On that note, let’s talk about this toy’s action feature. The Kronosaurus‘ lower jaw is hinged, allowing the mouth to clamp shut, open wide, or chomp down on other toys as shown below. Needless to say, this is quite a fun feature, one that will appeal to many adult collectors and certainly any child. I know my eight year old self would been head over heels with this toy. It would have been devouring other aquatic beasts or G.I. Joes all day long. The only down side is that there’s a very visible seam along the jawline, especially when the mouth is closed.

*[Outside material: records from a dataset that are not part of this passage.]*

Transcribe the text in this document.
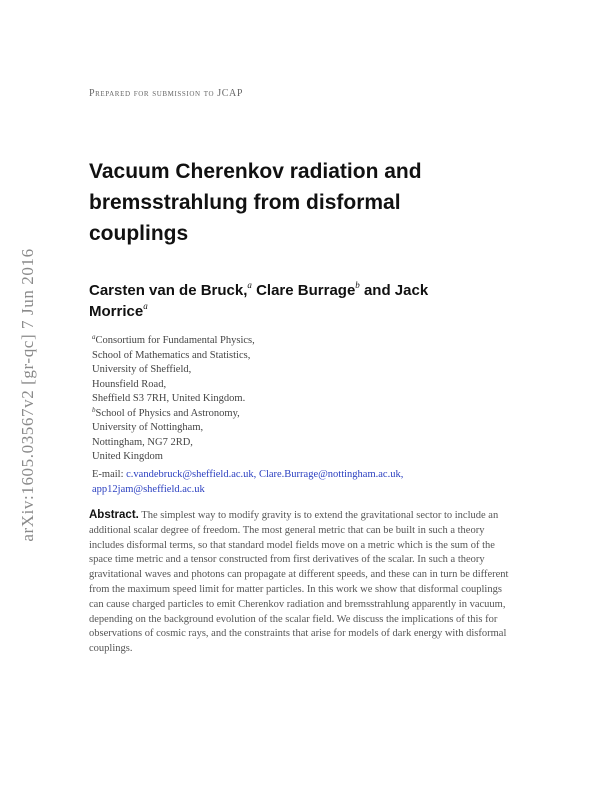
arXiv:1605.03567v2 [gr-qc] 7 Jun 2016
Prepared for submission to JCAP
Vacuum Cherenkov radiation and
bremsstrahlung from disformal
couplings
Carsten van de Bruck,$^a$ Clare Burrage$^b$ and Jack
Morrice$^a$
$^a$Consortium for Fundamental Physics,
School of Mathematics and Statistics,
University of Sheffield,
Hounsfield Road,
Sheffield S3 7RH, United Kingdom.
$^b$School of Physics and Astronomy,
University of Nottingham,
Nottingham, NG7 2RD,
United Kingdom
E-mail: c.vandebruck@sheffield.ac.uk, Clare.Burrage@nottingham.ac.uk,
app12jam@sheffield.ac.uk
Abstract. The simplest way to modify gravity is to extend the gravitational sector to include an additional scalar degree of freedom. The most general metric that can be built in such a theory includes disformal terms, so that standard model fields move on a metric which is the sum of the space time metric and a tensor constructed from first derivatives of the scalar. In such a theory gravitational waves and photons can propagate at different speeds, and these can in turn be different from the maximum speed limit for matter particles. In this work we show that disformal couplings can cause charged particles to emit Cherenkov radiation and bremsstrahlung apparently in vacuum, depending on the background evolution of the scalar field. We discuss the implications of this for observations of cosmic rays, and the constraints that arise for models of dark energy with disformal couplings.
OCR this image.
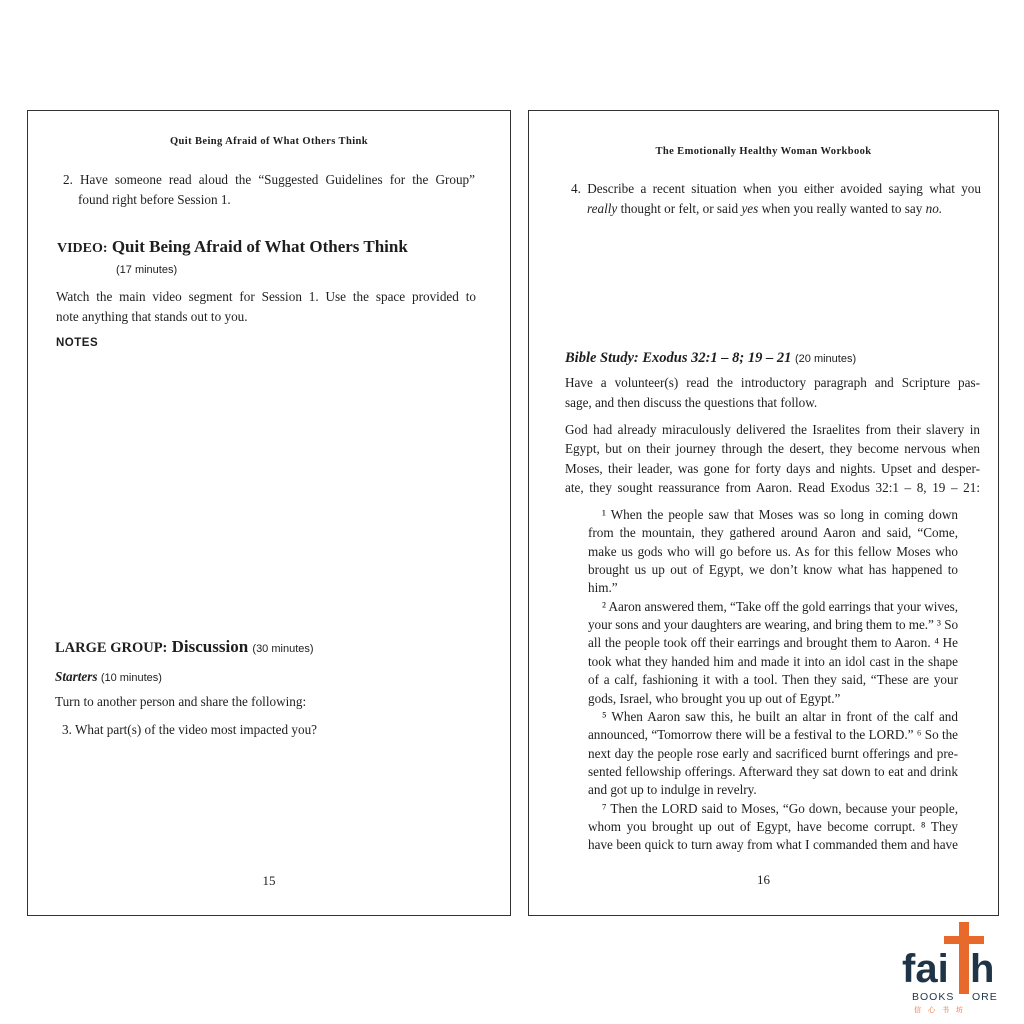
Quit Being Afraid of What Others Think
2. Have someone read aloud the “Suggested Guidelines for the Group”
found right before Session 1.
VIDEO: Quit Being Afraid of What Others Think
(17 minutes)
Watch the main video segment for Session 1. Use the space provided to
note anything that stands out to you.
NOTES
LARGE GROUP: Discussion (30 minutes)
Starters (10 minutes)
Turn to another person and share the following:
3. What part(s) of the video most impacted you?
15
The Emotionally Healthy Woman Workbook
4. Describe a recent situation when you either avoided saying what you
really thought or felt, or said yes when you really wanted to say no.
Bible Study: Exodus 32:1 – 8; 19 – 21 (20 minutes)
Have a volunteer(s) read the introductory paragraph and Scripture pas-
sage, and then discuss the questions that follow.
God had already miraculously delivered the Israelites from their slavery in
Egypt, but on their journey through the desert, they become nervous when
Moses, their leader, was gone for forty days and nights. Upset and desper-
ate, they sought reassurance from Aaron. Read Exodus 32:1 – 8, 19 – 21:
¹ When the people saw that Moses was so long in coming down
from the mountain, they gathered around Aaron and said, “Come,
make us gods who will go before us. As for this fellow Moses who
brought us up out of Egypt, we don’t know what has happened to
him.”
² Aaron answered them, “Take off the gold earrings that your wives,
your sons and your daughters are wearing, and bring them to me.” ³ So
all the people took off their earrings and brought them to Aaron. ⁴ He
took what they handed him and made it into an idol cast in the shape
of a calf, fashioning it with a tool. Then they said, “These are your
gods, Israel, who brought you up out of Egypt.”
⁵ When Aaron saw this, he built an altar in front of the calf and
announced, “Tomorrow there will be a festival to the LORD.” ⁶ So the
next day the people rose early and sacrificed burnt offerings and pre-
sented fellowship offerings. Afterward they sat down to eat and drink
and got up to indulge in revelry.
⁷ Then the LORD said to Moses, “Go down, because your people,
whom you brought up out of Egypt, have become corrupt. ⁸ They
have been quick to turn away from what I commanded them and have
16
fai h
BOOKS ORE
信心书坊
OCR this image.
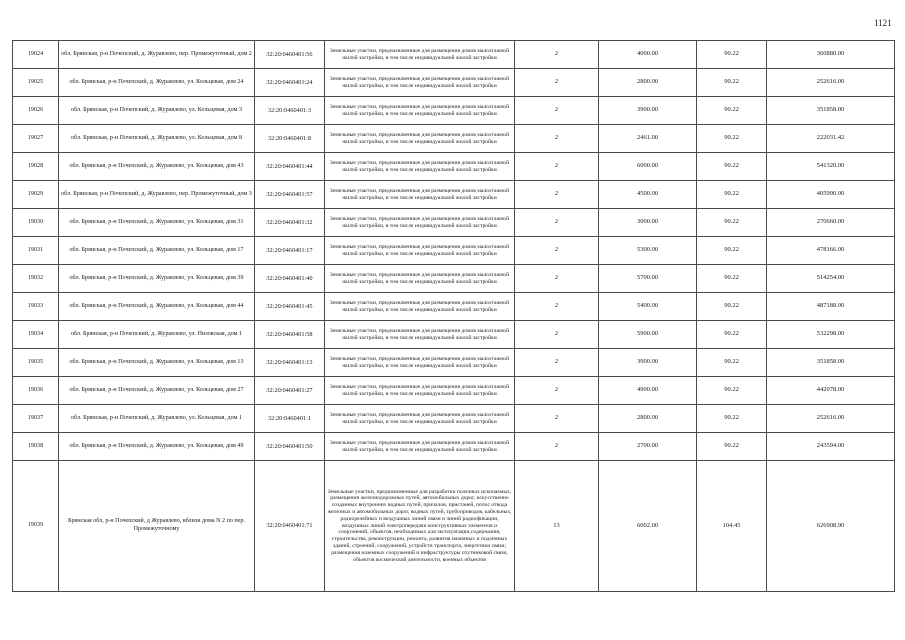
1121
19024	обл. Брянская, р-н Почепский, д. Журавлево, пер. Промежуточный, дом 2	32:20:0460401:56	Земельные участки, предназначенные для размещения домов малоэтажной жилой застройки, в том числе индивидуальной жилой застройки	2	4000.00	90.22	360880.00
19025	обл. Брянская, р-н Почепский, д. Журавлево, ул. Кольцевая, дом 24	32:20:0460401:24	Земельные участки, предназначенные для размещения домов малоэтажной жилой застройки, в том числе индивидуальной жилой застройки	2	2800.00	90.22	252616.00
19026	обл. Брянская, р-н Почепский, д. Журавлево, ул. Кольцевая, дом 3	32:20:0460401:3	Земельные участки, предназначенные для размещения домов малоэтажной жилой застройки, в том числе индивидуальной жилой застройки	2	3900.00	90.22	351858.00
19027	обл. Брянская, р-н Почепский, д. Журавлево, ул. Кольцевая, дом 8	32:20:0460401:8	Земельные участки, предназначенные для размещения домов малоэтажной жилой застройки, в том числе индивидуальной жилой застройки	2	2461.00	90.22	222031.42
19028	обл. Брянская, р-н Почепский, д. Журавлево, ул. Кольцевая, дом 43	32:20:0460401:44	Земельные участки, предназначенные для размещения домов малоэтажной жилой застройки, в том числе индивидуальной жилой застройки	2	6000.00	90.22	541320.00
19029	обл. Брянская, р-н Почепский, д. Журавлево, пер. Промежуточный, дом 3	32:20:0460401:57	Земельные участки, предназначенные для размещения домов малоэтажной жилой застройки, в том числе индивидуальной жилой застройки	2	4500.00	90.22	405990.00
19030	обл. Брянская, р-н Почепский, д. Журавлево, ул. Кольцевая, дом 31	32:20:0460401:32	Земельные участки, предназначенные для размещения домов малоэтажной жилой застройки, в том числе индивидуальной жилой застройки	2	3000.00	90.22	270660.00
19031	обл. Брянская, р-н Почепский, д. Журавлево, ул. Кольцевая, дом 17	32:20:0460401:17	Земельные участки, предназначенные для размещения домов малоэтажной жилой застройки, в том числе индивидуальной жилой застройки	2	5300.00	90.22	478166.00
19032	обл. Брянская, р-н Почепский, д. Журавлево, ул. Кольцевая, дом 39	32:20:0460401:40	Земельные участки, предназначенные для размещения домов малоэтажной жилой застройки, в том числе индивидуальной жилой застройки	2	5700.00	90.22	514254.00
19033	обл. Брянская, р-н Почепский, д. Журавлево, ул. Кольцевая, дом 44	32:20:0460401:45	Земельные участки, предназначенные для размещения домов малоэтажной жилой застройки, в том числе индивидуальной жилой застройки	2	5400.00	90.22	487188.00
19034	обл. Брянская, р-н Почепский, д. Журавлево, ул. Низовская, дом 1	32:20:0460401:58	Земельные участки, предназначенные для размещения домов малоэтажной жилой застройки, в том числе индивидуальной жилой застройки	2	5900.00	90.22	532298.00
19035	обл. Брянская, р-н Почепский, д. Журавлево, ул. Кольцевая, дом 13	32:20:0460401:13	Земельные участки, предназначенные для размещения домов малоэтажной жилой застройки, в том числе индивидуальной жилой застройки	2	3900.00	90.22	351858.00
19036	обл. Брянская, р-н Почепский, д. Журавлево, ул. Кольцевая, дом 27	32:20:0460401:27	Земельные участки, предназначенные для размещения домов малоэтажной жилой застройки, в том числе индивидуальной жилой застройки	2	4900.00	90.22	442078.00
19037	обл. Брянская, р-н Почепский, д. Журавлево, ул. Кольцевая, дом 1	32:20:0460401:1	Земельные участки, предназначенные для размещения домов малоэтажной жилой застройки, в том числе индивидуальной жилой застройки	2	2800.00	90.22	252616.00
19038	обл. Брянская, р-н Почепский, д. Журавлево, ул. Кольцевая, дом 49	32:20:0460401:50	Земельные участки, предназначенные для размещения домов малоэтажной жилой застройки, в том числе индивидуальной жилой застройки	2	2700.00	90.22	243594.00
19039	Брянская обл, р-н Почепский, д Журавлево, вблизи дома N 2 по пер. Промежуточному	32:20:0460401:71	Земельные участки, предназначенные для разработки полезных ископаемых, размещения железнодорожных путей, автомобильных дорог, искусственно созданных внутренних водных путей, причалов, пристаней, полос отвода железных и автомобильных дорог, водных путей, трубопроводов, кабельных, радиорелейных и воздушных линий связи и линий радиофикации, воздушных линий электропередачи конструктивных элементов и сооружений, объектов, необходимых для эксплуатации,содержания, строительства, реконструкции, ремонта, развития наземных и подземных зданий, строений, сооружений, устройств транспорта, энергетики связи; размещения наземных сооружений и инфраструктуры спутниковой связи, объектов космической деятельности, военных объектов	13	6002.00	104.45	626908.90
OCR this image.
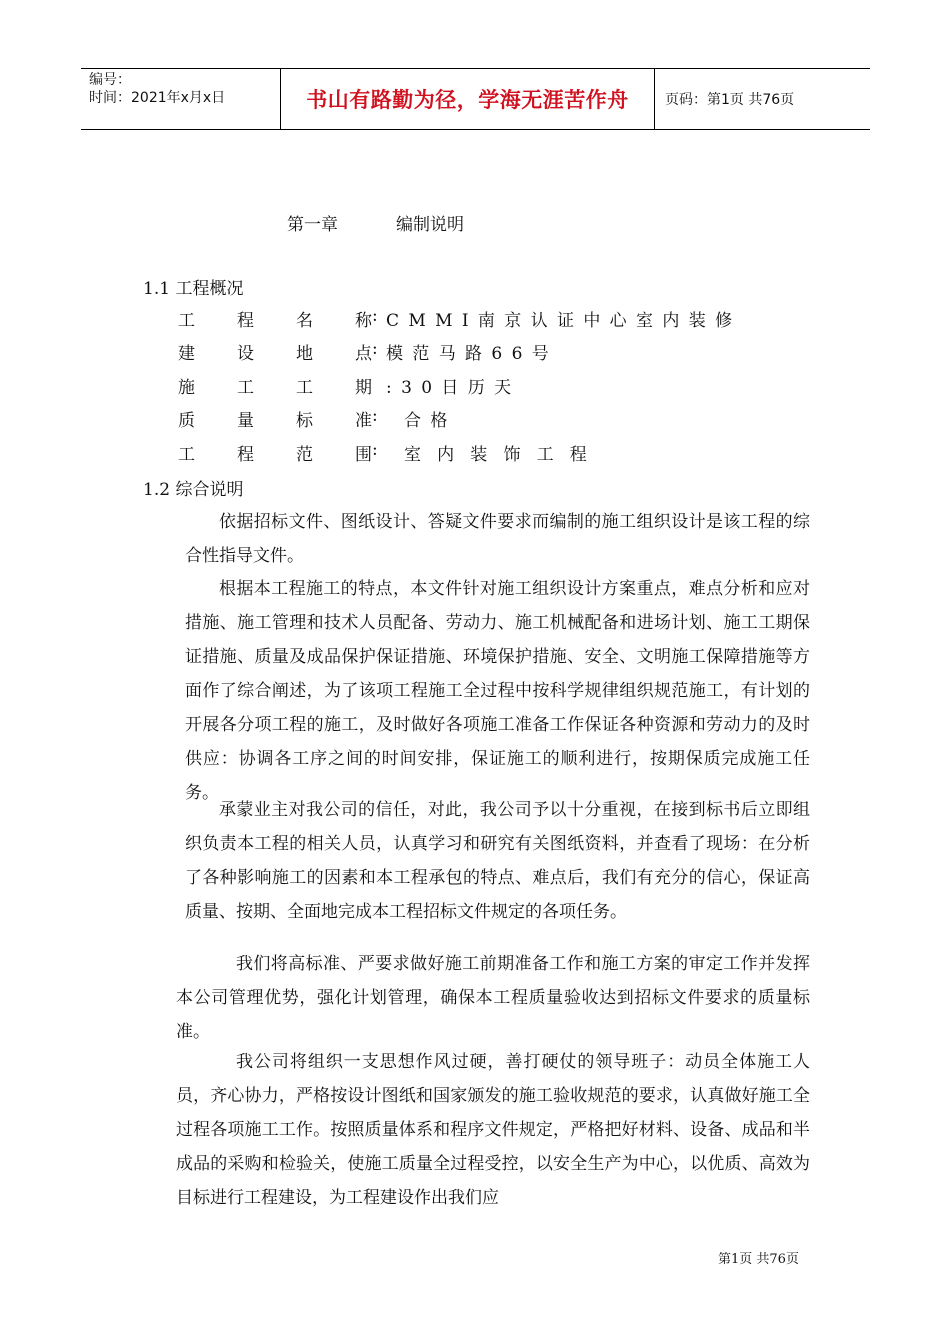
编号：
时间：2021年x月x日	书山有路勤为径，学海无涯苦作舟	页码：第1页 共76页
第一章	编制说明
1.1 工程概况
工 程 名 称 : CMMI南京认证中心室内装修
建 设 地 点 : 模范马路66号
施 工 工 期 :30日历天
质 量 标 准 :	合格
工 程 范 围 :	室内装饰工程
1.2 综合说明

依据招标文件、图纸设计、答疑文件要求而编制的施工组织设计是该工程的综合性指导文件。

根据本工程施工的特点，本文件针对施工组织设计方案重点，难点分析和应对措施、施工管理和技术人员配备、劳动力、施工机械配备和进场计划、施工工期保证措施、质量及成品保护保证措施、环境保护措施、安全、文明施工保障措施等方面作了综合阐述，为了该项工程施工全过程中按科学规律组织规范施工，有计划的开展各分项工程的施工，及时做好各项施工准备工作保证各种资源和劳动力的及时供应：协调各工序之间的时间安排，保证施工的顺利进行，按期保质完成施工任务。

承蒙业主对我公司的信任，对此，我公司予以十分重视，在接到标书后立即组织负责本工程的相关人员，认真学习和研究有关图纸资料，并查看了现场：在分析了各种影响施工的因素和本工程承包的特点、难点后，我们有充分的信心，保证高质量、按期、全面地完成本工程招标文件规定的各项任务。

我们将高标准、严要求做好施工前期准备工作和施工方案的审定工作并发挥本公司管理优势，强化计划管理，确保本工程质量验收达到招标文件要求的质量标准。

我公司将组织一支思想作风过硬，善打硬仗的领导班子：动员全体施工人员，齐心协力，严格按设计图纸和国家颁发的施工验收规范的要求，认真做好施工全过程各项施工工作。按照质量体系和程序文件规定，严格把好材料、设备、成品和半成品的采购和检验关，使施工质量全过程受控，以安全生产为中心，以优质、高效为目标进行工程建设，为工程建设作出我们应

第1页 共76页
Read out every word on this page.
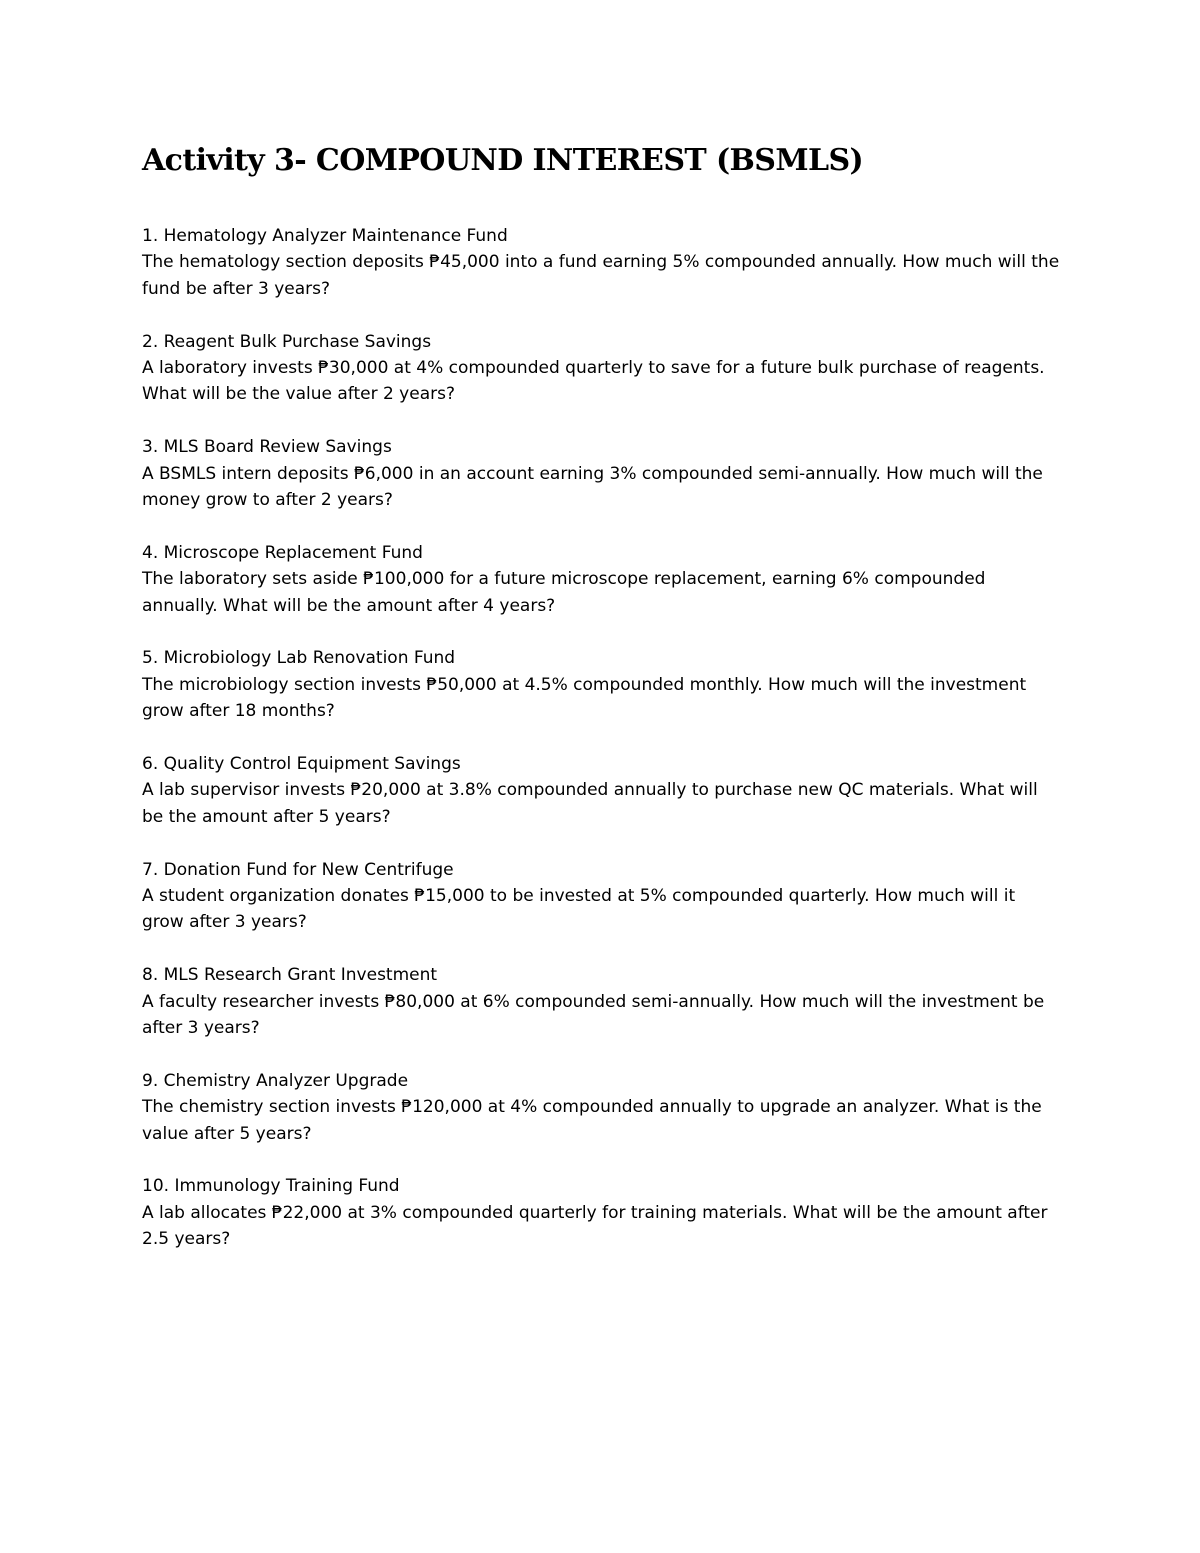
Activity 3- COMPOUND INTEREST (BSMLS)
1. Hematology Analyzer Maintenance Fund
The hematology section deposits ₱45,000 into a fund earning 5% compounded annually. How much will the fund be after 3 years?
2. Reagent Bulk Purchase Savings
A laboratory invests ₱30,000 at 4% compounded quarterly to save for a future bulk purchase of reagents. What will be the value after 2 years?
3. MLS Board Review Savings
A BSMLS intern deposits ₱6,000 in an account earning 3% compounded semi-annually. How much will the money grow to after 2 years?
4. Microscope Replacement Fund
The laboratory sets aside ₱100,000 for a future microscope replacement, earning 6% compounded annually. What will be the amount after 4 years?
5. Microbiology Lab Renovation Fund
The microbiology section invests ₱50,000 at 4.5% compounded monthly. How much will the investment grow after 18 months?
6. Quality Control Equipment Savings
A lab supervisor invests ₱20,000 at 3.8% compounded annually to purchase new QC materials. What will be the amount after 5 years?
7. Donation Fund for New Centrifuge
A student organization donates ₱15,000 to be invested at 5% compounded quarterly. How much will it grow after 3 years?
8. MLS Research Grant Investment
A faculty researcher invests ₱80,000 at 6% compounded semi-annually. How much will the investment be after 3 years?
9. Chemistry Analyzer Upgrade
The chemistry section invests ₱120,000 at 4% compounded annually to upgrade an analyzer. What is the value after 5 years?
10. Immunology Training Fund
A lab allocates ₱22,000 at 3% compounded quarterly for training materials. What will be the amount after 2.5 years?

And we mustn’t forget to discuss scientific accuracy. This Kronosaurus does have a small error in that there ought to be a diastema (gap in the tooth row) between the last pair of premaxillary teeth and the first pair of maxillary teeth. I’m not going to fault CollectA too much for this, as it’s relatively difficult to find good, up-to-date reference material for Kronosaurus. Indeed, the only mounted specimen, located at Harvard University, has been dubbed “Plasterosaurus” for the amount of fake bones it contains. Aside from the teeth, however, this toy measures up very well. The head is appropriately massive and well-fleshed out. The flippers are correctly proportioned with the rear pair being larger. And the chunky tail features a small fluke. There’s no direct evidence for such a feature on Kronosaurus as of this writing, but given that some of its relatives such as Rhomaleosaurus possessed them, the possibility exists.

Overall, this is a highly impressive and fun figure, one that will surely terrorize the other denizens of the deep in your collection. Would also be great to play with the bathtub or the swimming pool! Kronosaurus was my favourite prehistoric sea monster as a kid and Keelhaul here has captured its mighty essence wonderfully.

Thanks go out to CollectA for this review sample!